The primary object of IMMUNITY is to integrate novel palaeoclimatic time series at unprecedented temporal resolution and instrumental data together with coupled atmosphere–ocean–sea-ice general circulation model simulations, in order to explore the long-term climate variations during the last 1500 years.
Analyses so far indicate that paleo reconstructions of ocean state variables generated by IMMUNITY deliver a temporal resolution that reflects the main decadal trends of instrumental data and thus can be used with confidence to develop a longer-term climate perspective (see figure). IMMUNITY has generated promising multiproxies for the reconstruction of key climatic features, such as deep overflows through the Iceland–Scotland ridge (Mjell et al., in prep) as well as frequency of storms and floods on land in Norway during the past millennia.
Major efforts have been devoted into a computationally efficient lower-resolution version of NorESM to make it suitable for millennial simulations and decadal prediction ensemble integrations. In this regard, the comparison of simulated and observed circulation of the North Atlantic gyre has given promising results.
Progress also has been made in elucidating the governing mechanisms behind multi-decadal climatevariability. The use of virtual drifters shows that, even in a coarse climate model, it is unusual for large volumes of warm surface water to be transported by the Gulf Stream into the Nordic Seas and Arctic (Medhaug and Czaja, in prep). Instead, observations and modelling agree that warm surface waters mostly recirculate in a loop and rarely reach high latitudes. In another investigation, the probability of having negative regional and global temperature trends for a control climate, historical observations and simulations, and for future scenarios using 17 models from CMIP5, has been analysed (Medhaug and Drange, in prep.). This analysis shows that the hiatus we have experienced the last decade or two is not uncommon even though we are experiencing a general warming of the global temperatures.
Potential mechanisms for decadal variability in the Pacific and East Asian summer monsoon have also been addressed during the past year. The role of anthropogenic forcing in shaping the weakened East Asian summer monsoon and associated anomalous precipitation in eastern China over the late 20th century (Wang et al., 2013) is highlighted. Finally, model output from the Bergen Climate Model and observations suggest that intensified solar radiation in combination with a lull in volcanic activity during the 1920s–1950s can explain much of the early 20th century Arctic warming (Suo et al., 2013).
Medhaug, I. and Czaja, A. Surface exchange between the subpolar and subtropical North Atlantic using virtual drifters, in prep.
Medhaug, I. and Drange, H. Negative global and regional temperature trends in a warming climate, in prep.
Mjell, T. L., Langehaug, H. R., Otterå, O. H., Eldevik, T., Ninnemann, U. and Kleiven, H. F. Reconstructing
ocean circulation and climate based on the Gardar drift, in prep.

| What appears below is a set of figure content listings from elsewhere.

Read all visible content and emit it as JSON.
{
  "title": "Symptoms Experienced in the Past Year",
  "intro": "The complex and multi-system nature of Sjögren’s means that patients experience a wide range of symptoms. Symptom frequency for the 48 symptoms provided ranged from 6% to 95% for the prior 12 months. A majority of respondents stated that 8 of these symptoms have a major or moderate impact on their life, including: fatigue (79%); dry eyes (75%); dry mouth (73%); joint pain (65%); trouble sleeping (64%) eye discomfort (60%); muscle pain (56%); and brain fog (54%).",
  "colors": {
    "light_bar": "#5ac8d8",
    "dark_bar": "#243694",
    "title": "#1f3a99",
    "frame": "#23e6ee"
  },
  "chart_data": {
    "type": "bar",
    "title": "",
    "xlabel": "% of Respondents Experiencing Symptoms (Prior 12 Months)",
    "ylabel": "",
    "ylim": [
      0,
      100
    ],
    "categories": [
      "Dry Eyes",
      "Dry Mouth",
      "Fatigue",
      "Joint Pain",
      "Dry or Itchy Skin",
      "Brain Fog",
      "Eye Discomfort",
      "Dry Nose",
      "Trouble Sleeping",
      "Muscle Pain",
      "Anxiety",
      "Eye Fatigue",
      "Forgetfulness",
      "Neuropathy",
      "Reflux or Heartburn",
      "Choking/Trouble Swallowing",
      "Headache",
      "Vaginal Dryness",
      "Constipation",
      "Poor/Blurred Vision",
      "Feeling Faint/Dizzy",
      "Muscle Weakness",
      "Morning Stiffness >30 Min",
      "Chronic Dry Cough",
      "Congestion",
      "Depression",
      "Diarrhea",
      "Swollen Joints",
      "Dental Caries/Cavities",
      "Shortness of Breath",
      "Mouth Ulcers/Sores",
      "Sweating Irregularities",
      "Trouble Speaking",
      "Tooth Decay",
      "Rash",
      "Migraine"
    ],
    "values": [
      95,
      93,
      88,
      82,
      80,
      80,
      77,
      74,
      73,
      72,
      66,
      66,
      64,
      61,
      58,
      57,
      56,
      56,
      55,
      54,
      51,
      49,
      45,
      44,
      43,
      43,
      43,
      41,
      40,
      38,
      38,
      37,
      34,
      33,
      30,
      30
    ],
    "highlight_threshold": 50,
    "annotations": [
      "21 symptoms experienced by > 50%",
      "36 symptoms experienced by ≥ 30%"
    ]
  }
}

Suo, L., Otterå, O. H., Bentsen, M., Gao, Y. and Johannessen, O. M. (2013): External forcing of the early 20th century Arctic warming. Tellus A, 65, 20578.
Wang, T., Wang, H., Otterå, O. H., Gao, Y., Suo, L., Furevik, T. and Yu, L. (2013): Anthropogenic forcing of shift in precipitation in Eastern China in late 1970s. Atmos. Chem. Phys., 13, 12433-12450, doi:10.5194/acp-13-12433-2013.